The Brontë sisters (Charlotte, Emily, and Anne) are renowned nineteenth-century authors whose writings are admired to this day. Their romantic, atmospheric masterworks (Jane Eyre, Wuthering Heights, Agnes Grey, and others), have always inspired curiosity about the authors themselves. As the daughters of a country curate, they lived fairly circumscribed lives, and yet they certainly evoke far-ranging passions in their novels.
The Man in the Stone Cottage: A Novel of the Brontë sisters by Stephanie Cowell explores the lives and loves of these women through the eyes of Charlotte and Emily. Charlotte, who craves love, has attempted to leave home, to earn money as a teacher and, perhaps, expand her horizons; she returns, disappointed, to the security of home. Emily never wants to leave. Wandering the surrounding countryside is escape enough. She does not seek romantic love, but nevertheless, love—in the shape of a mysterious man who has come to occupy a hidden stone cottage on the moors—may find her.

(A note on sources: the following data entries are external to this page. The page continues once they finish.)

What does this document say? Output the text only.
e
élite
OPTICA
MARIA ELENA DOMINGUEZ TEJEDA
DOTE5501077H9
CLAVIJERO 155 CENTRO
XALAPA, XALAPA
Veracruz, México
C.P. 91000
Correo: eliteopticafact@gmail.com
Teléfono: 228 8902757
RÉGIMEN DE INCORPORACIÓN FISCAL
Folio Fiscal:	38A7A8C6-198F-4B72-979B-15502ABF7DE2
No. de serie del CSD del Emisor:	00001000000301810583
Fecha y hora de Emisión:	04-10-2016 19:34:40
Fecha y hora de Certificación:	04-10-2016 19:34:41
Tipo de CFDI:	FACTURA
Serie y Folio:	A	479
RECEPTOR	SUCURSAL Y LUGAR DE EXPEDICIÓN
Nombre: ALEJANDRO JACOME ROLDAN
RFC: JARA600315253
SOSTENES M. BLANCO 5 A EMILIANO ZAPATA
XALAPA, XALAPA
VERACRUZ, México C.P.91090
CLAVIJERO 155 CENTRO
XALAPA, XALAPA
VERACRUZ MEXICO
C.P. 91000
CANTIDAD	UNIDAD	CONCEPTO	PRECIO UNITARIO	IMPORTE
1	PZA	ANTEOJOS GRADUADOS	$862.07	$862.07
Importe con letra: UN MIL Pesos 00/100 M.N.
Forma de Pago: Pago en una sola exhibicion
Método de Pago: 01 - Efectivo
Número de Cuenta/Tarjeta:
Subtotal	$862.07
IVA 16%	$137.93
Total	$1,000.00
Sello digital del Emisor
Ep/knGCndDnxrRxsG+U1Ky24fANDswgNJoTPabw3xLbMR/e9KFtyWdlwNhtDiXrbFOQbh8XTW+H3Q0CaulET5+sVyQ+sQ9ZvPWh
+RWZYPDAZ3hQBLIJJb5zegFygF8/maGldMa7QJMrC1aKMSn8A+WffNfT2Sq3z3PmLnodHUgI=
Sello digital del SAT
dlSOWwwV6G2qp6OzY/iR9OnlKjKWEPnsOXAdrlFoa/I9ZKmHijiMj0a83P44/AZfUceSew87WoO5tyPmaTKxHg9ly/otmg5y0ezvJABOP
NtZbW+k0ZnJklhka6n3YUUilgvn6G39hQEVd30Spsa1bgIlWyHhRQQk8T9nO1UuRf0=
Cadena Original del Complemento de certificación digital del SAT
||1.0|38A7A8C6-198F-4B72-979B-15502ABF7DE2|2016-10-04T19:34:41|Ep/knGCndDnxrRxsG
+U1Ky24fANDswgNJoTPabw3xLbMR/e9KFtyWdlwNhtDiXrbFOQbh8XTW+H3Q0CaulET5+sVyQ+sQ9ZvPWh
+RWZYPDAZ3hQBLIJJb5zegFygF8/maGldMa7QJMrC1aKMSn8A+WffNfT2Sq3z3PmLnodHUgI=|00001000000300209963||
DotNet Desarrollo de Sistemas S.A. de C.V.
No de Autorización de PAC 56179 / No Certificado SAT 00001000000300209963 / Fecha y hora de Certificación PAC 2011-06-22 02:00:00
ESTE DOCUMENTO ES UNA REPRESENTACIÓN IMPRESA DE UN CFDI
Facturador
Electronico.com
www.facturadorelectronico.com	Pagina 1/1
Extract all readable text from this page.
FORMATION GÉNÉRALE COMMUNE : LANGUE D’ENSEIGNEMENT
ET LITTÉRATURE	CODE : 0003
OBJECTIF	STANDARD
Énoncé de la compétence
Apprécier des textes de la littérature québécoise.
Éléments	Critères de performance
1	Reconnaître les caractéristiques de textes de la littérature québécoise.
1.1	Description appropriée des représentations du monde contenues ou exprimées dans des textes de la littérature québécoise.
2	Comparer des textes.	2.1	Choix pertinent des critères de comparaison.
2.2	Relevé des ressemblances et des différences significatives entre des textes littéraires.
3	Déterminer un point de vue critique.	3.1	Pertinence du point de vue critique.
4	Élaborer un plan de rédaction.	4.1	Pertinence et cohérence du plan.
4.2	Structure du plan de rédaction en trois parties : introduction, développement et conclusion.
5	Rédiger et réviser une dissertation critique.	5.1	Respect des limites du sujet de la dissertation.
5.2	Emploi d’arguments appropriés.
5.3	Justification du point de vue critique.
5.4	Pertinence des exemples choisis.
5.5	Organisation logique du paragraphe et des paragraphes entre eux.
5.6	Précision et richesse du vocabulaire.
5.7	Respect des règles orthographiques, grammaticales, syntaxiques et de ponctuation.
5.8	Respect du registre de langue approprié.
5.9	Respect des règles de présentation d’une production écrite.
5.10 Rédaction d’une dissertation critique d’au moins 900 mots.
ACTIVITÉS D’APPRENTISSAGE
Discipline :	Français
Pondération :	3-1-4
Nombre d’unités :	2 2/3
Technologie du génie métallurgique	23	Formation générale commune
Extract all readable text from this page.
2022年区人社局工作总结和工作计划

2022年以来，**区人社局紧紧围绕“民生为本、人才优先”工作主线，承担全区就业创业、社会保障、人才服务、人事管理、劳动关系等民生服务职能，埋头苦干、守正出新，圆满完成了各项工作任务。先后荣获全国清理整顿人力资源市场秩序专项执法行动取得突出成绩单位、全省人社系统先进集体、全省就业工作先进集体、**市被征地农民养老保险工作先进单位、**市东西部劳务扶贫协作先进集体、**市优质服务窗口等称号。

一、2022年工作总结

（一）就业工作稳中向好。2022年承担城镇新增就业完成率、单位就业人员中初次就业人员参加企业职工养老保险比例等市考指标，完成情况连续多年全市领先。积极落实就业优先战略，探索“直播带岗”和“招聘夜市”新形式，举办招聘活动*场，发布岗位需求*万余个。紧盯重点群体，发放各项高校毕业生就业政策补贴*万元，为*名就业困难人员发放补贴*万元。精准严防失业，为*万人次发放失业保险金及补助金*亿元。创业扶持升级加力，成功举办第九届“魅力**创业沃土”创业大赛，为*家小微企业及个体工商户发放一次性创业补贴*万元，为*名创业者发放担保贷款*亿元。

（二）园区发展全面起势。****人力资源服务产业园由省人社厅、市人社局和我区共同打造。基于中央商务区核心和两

In this beautifully written novel, Cowell breathes life into these two extraordinary women as well as the more peripheral characters: their sister Anne, their loving but overbearing father, and their derelict but beloved brother Branwell. Within their experiences are hints of the inspiration for events in their novels, but these are so subtly woven in, readers will not mistake the Brontës’ fiction for being autobiographical.
The tone of The Man in the Stone Cottage is bittersweet. The love and support of the sisters for one another is keenly felt, but they are not blind to each other’s foibles. Their devoted care of their father and brother is not without a tinge of resentment. (Or maybe this reader is resenting them on behalf of the sisters.) Their lives are not as limited as a cursory look at their biographies might imply. While this is a work of fiction, not biography, there is nothing in the story that rings false. Cowell’s novel provides a window into the hearts and minds of the brilliant writers and then expands upon what is known with an imaginative look at what could have been.
Thank you to the author and Regal House for a review copy!